I am synchronizing csv files from S3.
Although the file is delimited by “,”, there are rare cases where “,” is included in the data value itself.
Currently, I am checking manually by following the steps below.
Target Dataset > Edit Schema > Save and validate
Is it possible to automatically detect schema errors?

redboyben · November 14, 2024, 10:40am

Hi,
If you want to automatically detect those errors, you’ll need to keep your ingest as raw files, and then do a transform downstream that reads the files one by one and checks for extra commas.
For example, if you’re expecting 5 commas per row:

from transforms.api import transform, Input, Output

@transform(
    output=Output("output_dataset"),
    input=Input("input_dataset")
)
def compute(ctx, input, output):
    # Get the list of files in the input dataset
    input_files = input.filesystem().list_files()

    # Open the output file for writing
    with output.filesystem().open('cleaned_data.csv', 'w') as output_file:
        for file_info in input_files:
            # Open each input file
            with input.filesystem().open(file_info.path, 'r') as input_file:
                for line in input_file:
                    # Count the number of commas in the line
                    if line.count(',') == 5:
                        # Write the line to the output if it has exactly 5 commas
                        output_file.write(line)

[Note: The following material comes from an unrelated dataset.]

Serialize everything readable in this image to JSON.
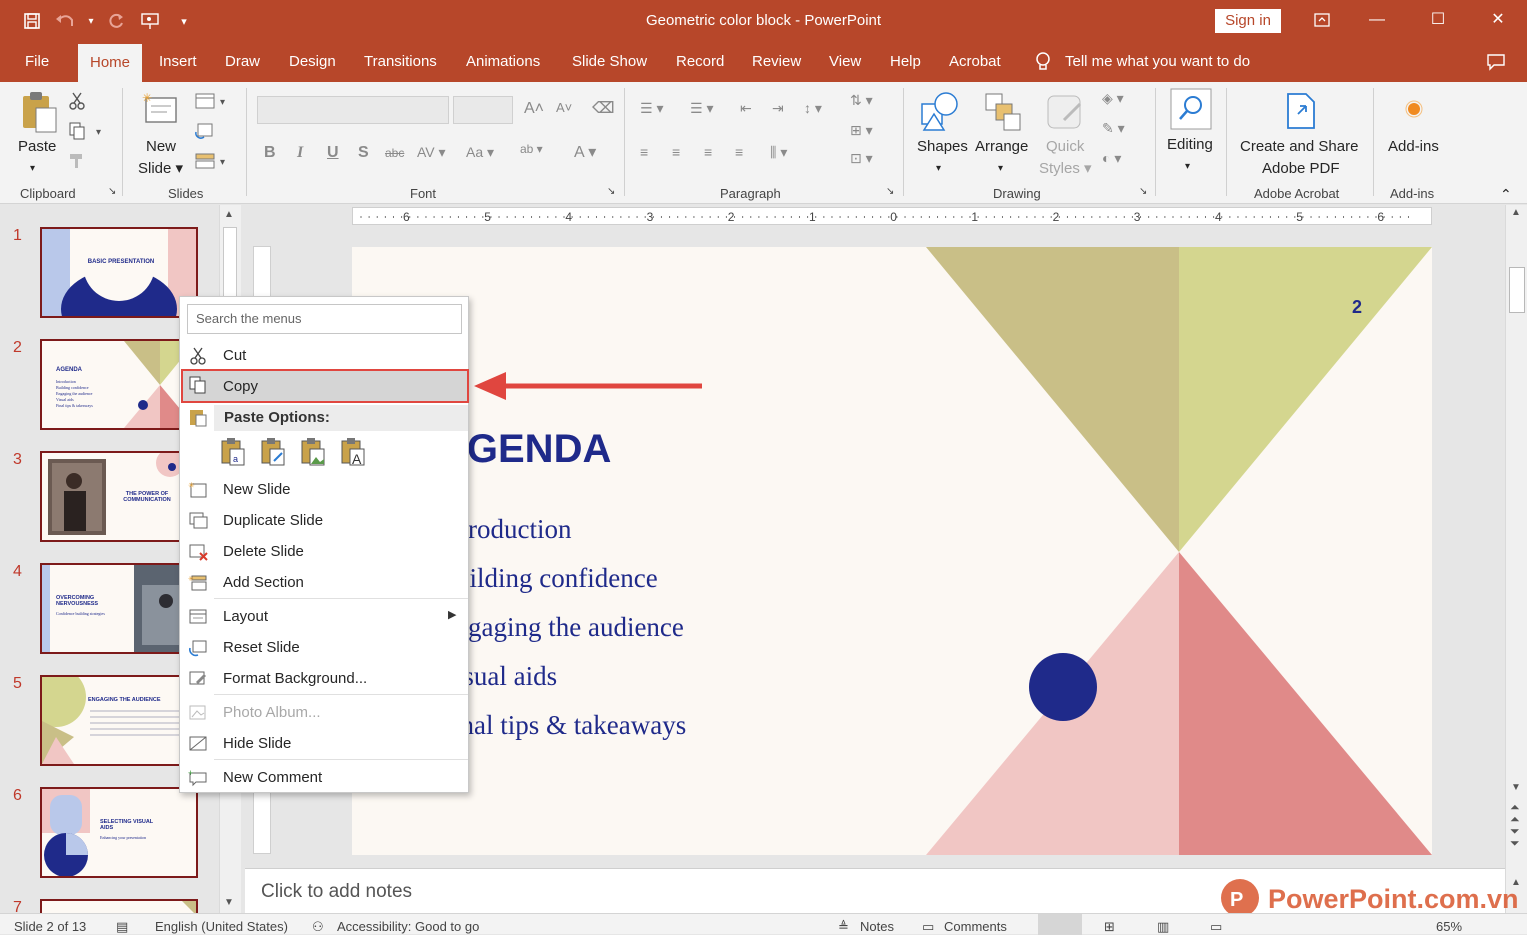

If your files are large and you need efficiency, you could also // the work by reading them into a dataframe and leverage spark, something like:

    spark = ctx.spark_session

    # Read the CSV files into a DataFrame
    df = spark.read.option("header", True).csv(input.filesystem().hadoop_path)

    # Define a UDF to count commas in a row
    count_commas = F.udf(lambda row: row.count(','), 'int')

    # Filter rows with exactly 5 commas
    filtered_df = df.filter(count_commas(F.concat_ws(',', *df.columns)) == 5)